Proboscideans are the largest land mammals we know. Four of the animals from the hammer forge now examined belong to the extinct tusk elephants (Deinotheria – from the ancient Greek word “deinos” for terrible and “therion” for animal). This primitive family of pachyderms separated from the other proboscideans during evolution 30 million years ago. Their characteristic features are backward curved, tusk-like lower tusks. In addition, the upper tusks that are otherwise typical of elephants are missing. These finds, which are predominantly young animals, were assigned to the species Deinotherium levius .

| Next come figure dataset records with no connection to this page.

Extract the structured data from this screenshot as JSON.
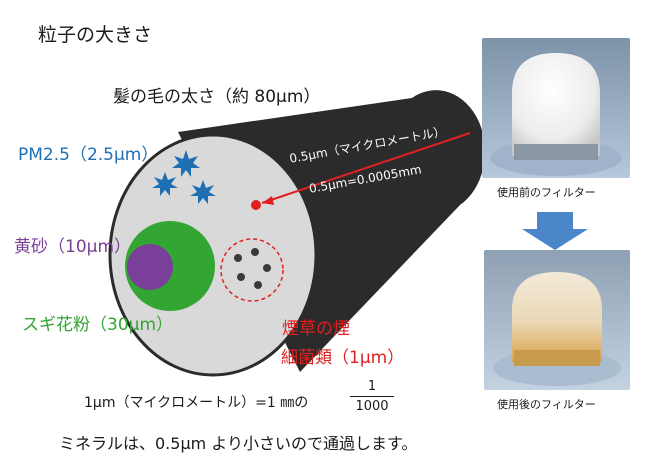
{
  "page_title": "粒子の大きさ",
  "hair_label": "髪の毛の太さ（約 80μm）",
  "particles": {
    "pm25": "PM2.5（2.5μm）",
    "yellow_sand": "黄砂（10μm）",
    "cedar_pollen": "スギ花粉（30μm）",
    "tobacco_smoke": "煙草の煙",
    "bacteria": "細菌類（1μm）"
  },
  "pore_callout": {
    "line1": "0.5μm（マイクロメートル）",
    "line2": "0.5μm=0.0005mm"
  },
  "conversion": {
    "left": "1μm（マイクロメートル）=1 ㎜の",
    "numerator": "1",
    "denominator": "1000"
  },
  "conclusion": "ミネラルは、0.5μm より小さいので通過します。",
  "photos": {
    "before_caption": "使用前のフィルター",
    "after_caption": "使用後のフィルター"
  },
  "colors": {
    "pm25": "#1f6fb5",
    "yellow_sand": "#7a3f98",
    "cedar_pollen": "#33a532",
    "smoke_bacteria": "#e02020",
    "arrow": "#4a86c8",
    "hair": "#2b2b2b"
  }
}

Nestled next to Danuvius : a baby tusker elephant
“A discovery from 2020 is of particular importance, when a partial skeleton of a few months old baby Deinotherium was found for the first time,” reports Dr. George Konidaris, the lead author of the new study. The young animal, documented by 24 skeletal elements – including the lower jaw, ribs, pelvis as well as the tibia and fibula – was located in the immediate vicinity of a female Danuvius .
The find is a stroke of luck for science. “Never before had a young tusker elephant been discovered that had both the permanent tusks and their precursors from the milk teeth. This short phase in the life of the proboscis is rarely documented in fossils. The find is therefore of great importance for a better understanding of the individual and life history of the deinotheres.”

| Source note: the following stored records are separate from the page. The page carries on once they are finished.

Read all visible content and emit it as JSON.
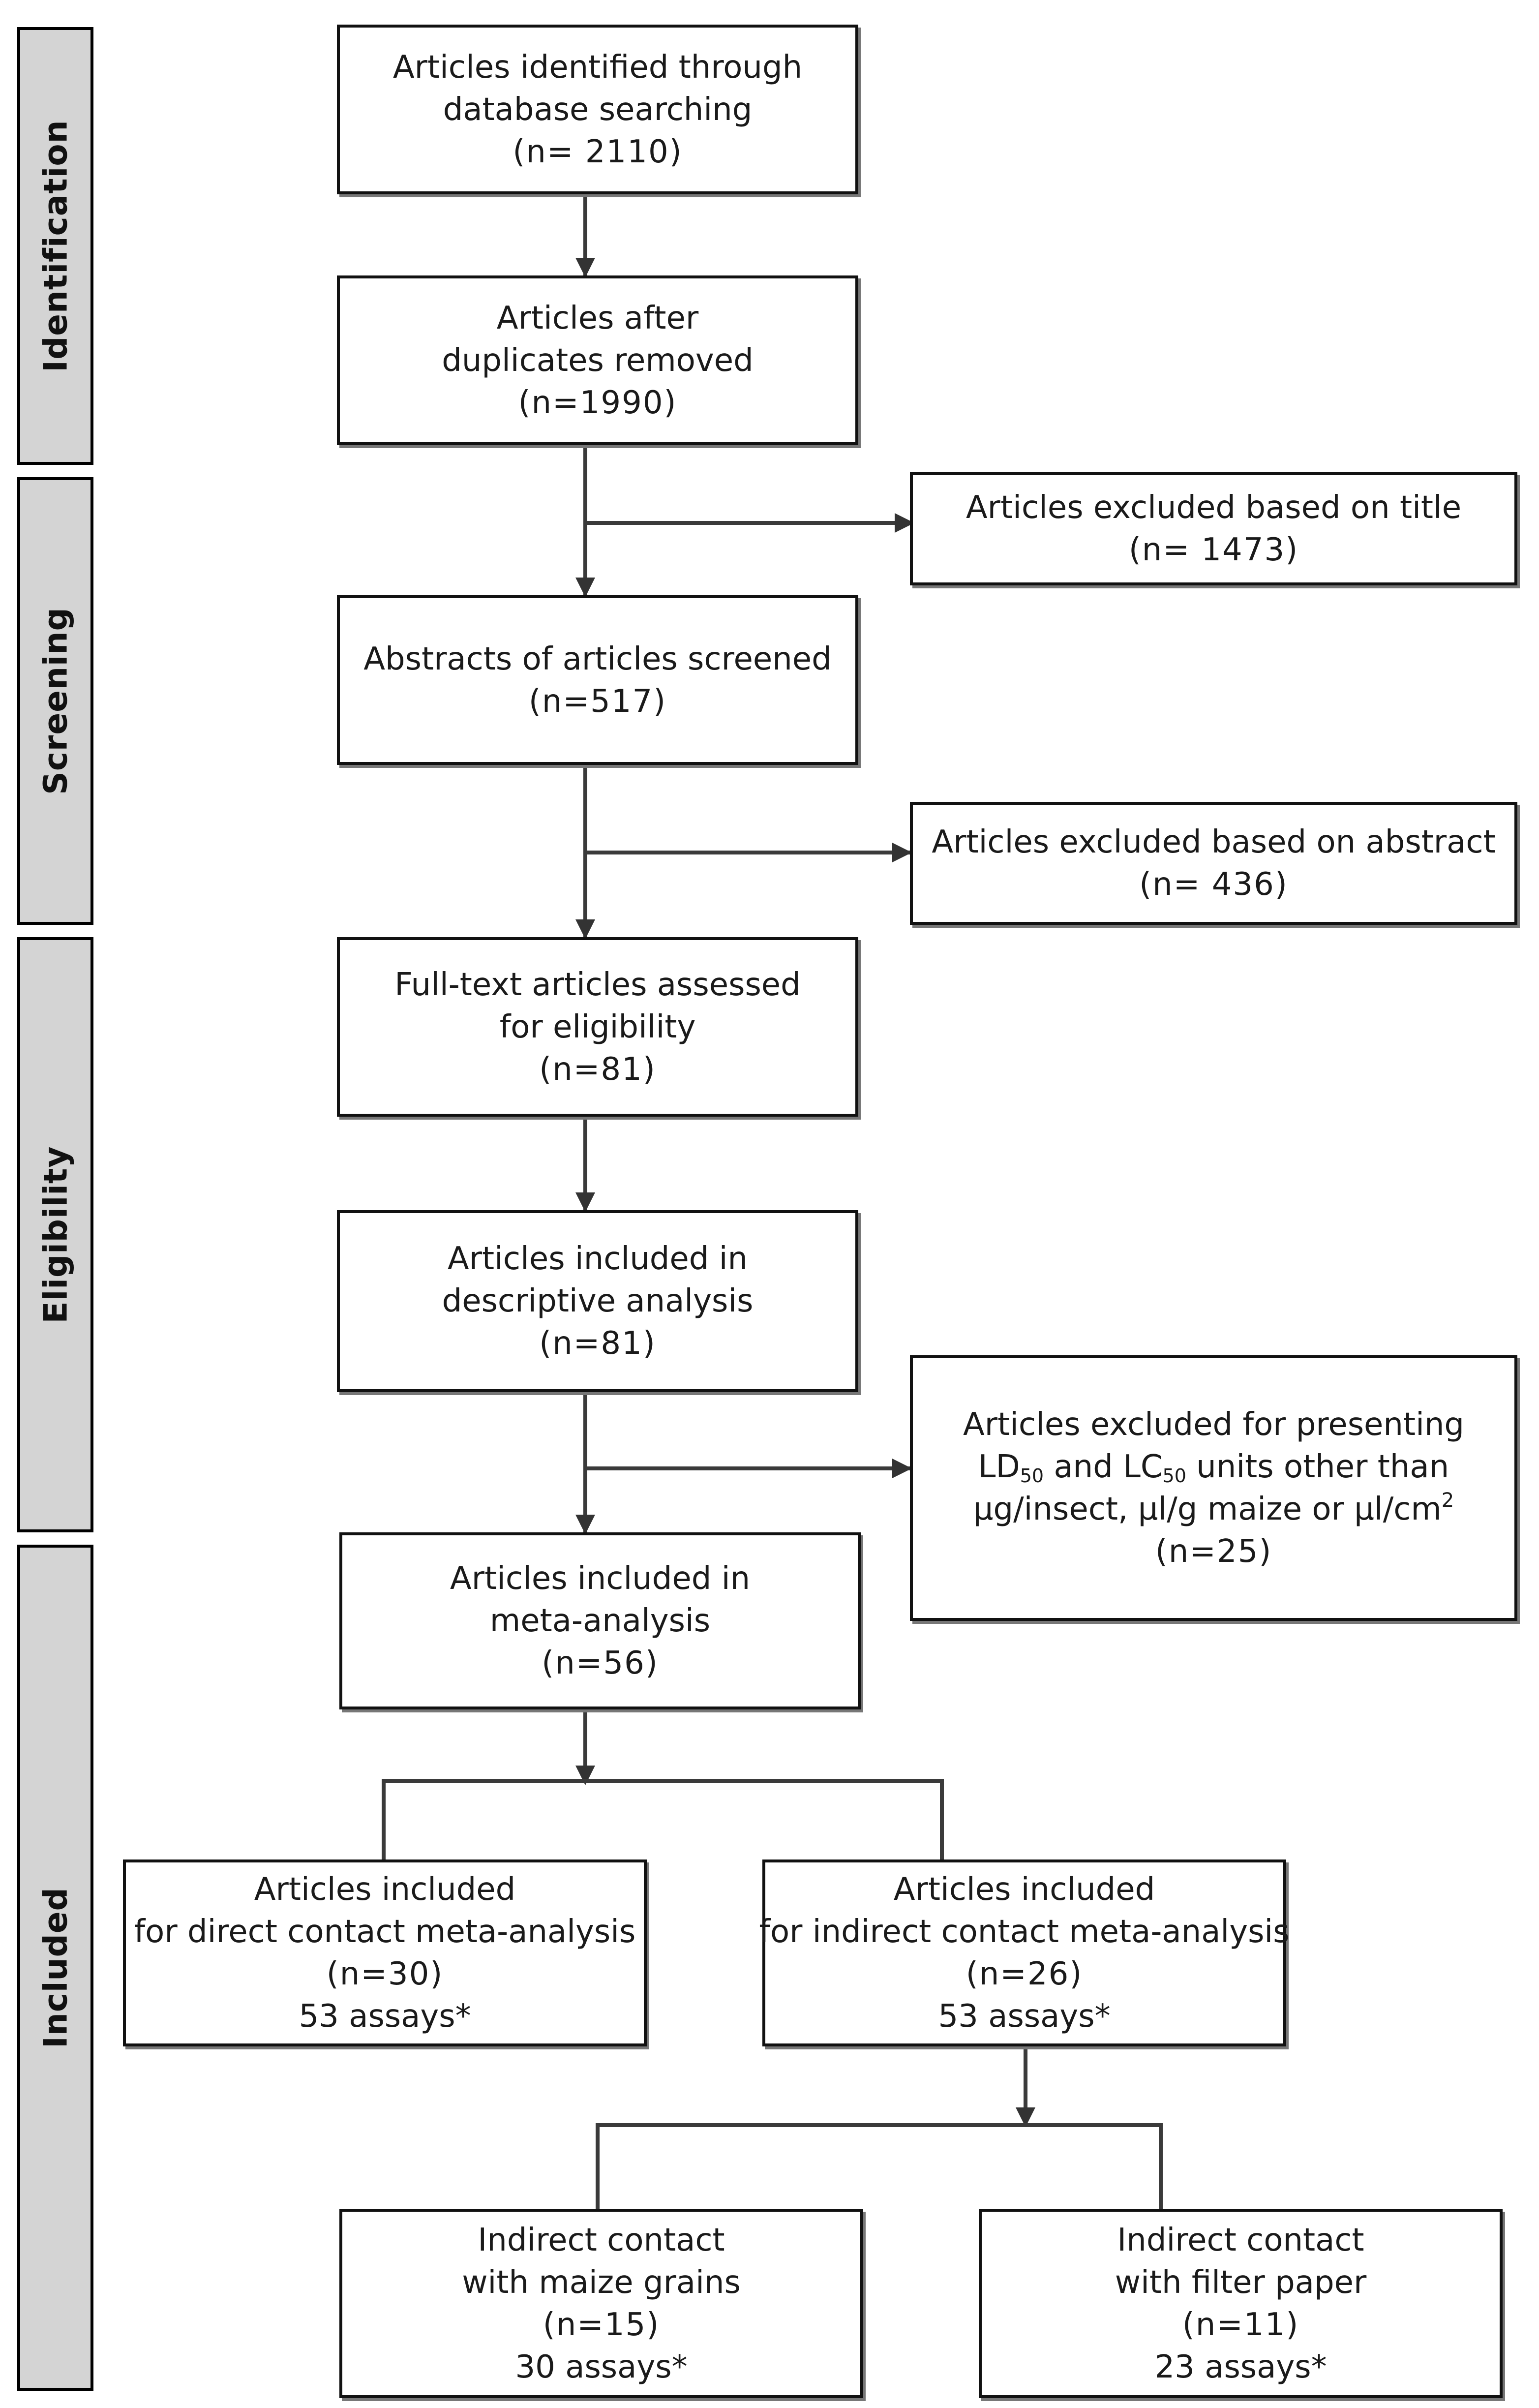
{
  "phases": {
    "identification": "Identification",
    "screening": "Screening",
    "eligibility": "Eligibility",
    "included": "Included"
  },
  "boxes": {
    "identified": {
      "line1": "Articles identified through",
      "line2": "database searching",
      "count": "(n= 2110)"
    },
    "deduplicated": {
      "line1": "Articles after",
      "line2": "duplicates removed",
      "count": "(n=1990)"
    },
    "excluded_title": {
      "line1": "Articles excluded based on title",
      "count": "(n= 1473)"
    },
    "abstracts_screened": {
      "line1": "Abstracts of articles screened",
      "count": "(n=517)"
    },
    "excluded_abstract": {
      "line1": "Articles excluded based on abstract",
      "count": "(n= 436)"
    },
    "fulltext": {
      "line1": "Full-text articles assessed",
      "line2": "for eligibility",
      "count": "(n=81)"
    },
    "descriptive": {
      "line1": "Articles included in",
      "line2": "descriptive analysis",
      "count": "(n=81)"
    },
    "excluded_units": {
      "line1": "Articles excluded for presenting",
      "ld": "LD",
      "sub1": "50",
      "and": " and LC",
      "sub2": "50",
      "rest": " units other than",
      "line3": "µg/insect, µl/g maize or µl/cm",
      "sup": "2",
      "count": "(n=25)"
    },
    "meta": {
      "line1": "Articles included in",
      "line2": "meta-analysis",
      "count": "(n=56)"
    },
    "direct": {
      "line1": "Articles included",
      "line2": "for direct contact meta-analysis",
      "count": "(n=30)",
      "assays": "53 assays*"
    },
    "indirect": {
      "line1": "Articles included",
      "line2": "for indirect contact meta-analysis",
      "count": "(n=26)",
      "assays": "53 assays*"
    },
    "maize": {
      "line1": "Indirect contact",
      "line2": "with maize grains",
      "count": "(n=15)",
      "assays": "30 assays*"
    },
    "filter": {
      "line1": "Indirect contact",
      "line2": "with filter paper",
      "count": "(n=11)",
      "assays": "23 assays*"
    }
  }
}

In fact, the find from the hammer forge is only the third evidence of dairy farmers in Deinotheria worldwide. “The cub’s milk tusk was found right next to its lower jaw. Computed tomographic images of the jaw also show the germs of the permanent tusks, which were already embedded deep in the bone tissue,” says excavation manager at the hammersmith Thomas Lechner.
Otherwise, the lower jaw has no other tooth germs, only milk molars. The researchers conclude from this that the permanent tusks of the tusked elephants erupted at a very early stage of development, while the milk teeth were still complete – the situation is similar with the elephants living today, their distant relatives. The tusks were therefore the first visible teeth in the permanent dentition of these animals.

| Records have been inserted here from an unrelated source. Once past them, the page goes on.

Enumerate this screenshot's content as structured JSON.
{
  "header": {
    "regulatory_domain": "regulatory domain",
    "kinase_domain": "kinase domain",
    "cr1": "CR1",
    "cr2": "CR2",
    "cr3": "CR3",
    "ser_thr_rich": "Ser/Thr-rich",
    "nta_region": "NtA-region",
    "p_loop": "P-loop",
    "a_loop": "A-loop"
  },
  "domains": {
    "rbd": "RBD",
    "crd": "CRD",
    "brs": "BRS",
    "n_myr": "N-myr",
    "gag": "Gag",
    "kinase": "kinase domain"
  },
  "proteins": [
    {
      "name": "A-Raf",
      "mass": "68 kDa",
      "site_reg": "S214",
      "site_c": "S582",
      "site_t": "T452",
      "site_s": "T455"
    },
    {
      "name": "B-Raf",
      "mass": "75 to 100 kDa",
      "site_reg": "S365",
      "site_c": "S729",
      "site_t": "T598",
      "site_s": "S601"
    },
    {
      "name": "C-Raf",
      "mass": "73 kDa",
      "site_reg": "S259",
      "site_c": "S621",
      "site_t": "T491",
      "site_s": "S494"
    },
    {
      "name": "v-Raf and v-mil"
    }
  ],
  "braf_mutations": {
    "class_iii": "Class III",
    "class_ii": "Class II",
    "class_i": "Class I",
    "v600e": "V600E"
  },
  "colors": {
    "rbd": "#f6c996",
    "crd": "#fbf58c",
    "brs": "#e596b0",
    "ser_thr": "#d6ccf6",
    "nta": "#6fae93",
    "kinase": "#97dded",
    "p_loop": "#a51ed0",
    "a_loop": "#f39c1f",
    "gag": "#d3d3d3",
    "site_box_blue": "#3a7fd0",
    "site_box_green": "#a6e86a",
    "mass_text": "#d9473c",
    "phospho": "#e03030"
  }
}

Tetralophodon – the giant from the hammer forge
The second species of proboscidean hammersmith is the elephant-like Tetralophodon longirostris . These cusp-toothed proboscideans also differ from real elephants and mammoths in that they have tusks in both the upper and lower jaws. The most important example of the four individuals from the hammer forge is a partial skeleton of an adult bull, which was excavated more than 40 years ago by the two Allgäu private collectors Sigulf Guggenmos and Manfred Schmid. “Based on the powerful tusks and the size and wear of its molars, we suspect it was a male between the ages of 37 and 48. Its live weight was a good ten tons and its shoulder height was around 3.5 meters,” explains George Konidaris.
The type of wear on the teeth also tells scientists a lot about the diet of these pachyderms. While Tetralophodon probably preferred a mixed diet of leaves, twigs and grass, Deinotherium was purely a folivore, according to Panagiotis Kampouridis, a graduate student and co-author of the study. These different food niches enabled the two large herbivores to coexist in the Hammerschmiede ecosystem.
Climate change twelve to eleven million years ago
Professor Madelaine Böhme, head of the Hammerschmiede research project, sums up that the pachyderm discoveries from the Hammerschmiede are of outstanding importance for the chronology of the evolution of these proboscideans. The common occurrence of both species in Europe documents a short period between twelve and eleven million years ago, which was characterized by relative dryness and very high temperatures, explains the scientist.
During this phase, the Tetralophodon, which migrated to Europe, prevailed over more primitive elephant-like elephants with cusp teeth. The climate, which became increasingly humid after eleven million years, then led to a change in the large mammals of Europe. Increasing forest cover provided the leaf-eating tusker elephants with plenty of food and allowed them to further increase their body size, leading to the evolution of the new species Deinotherium giganteum .
The excavations in the hammer forge were financed by the University of Tübingen, the Senckenberg Society for Natural Research and the Free State of Bavaria.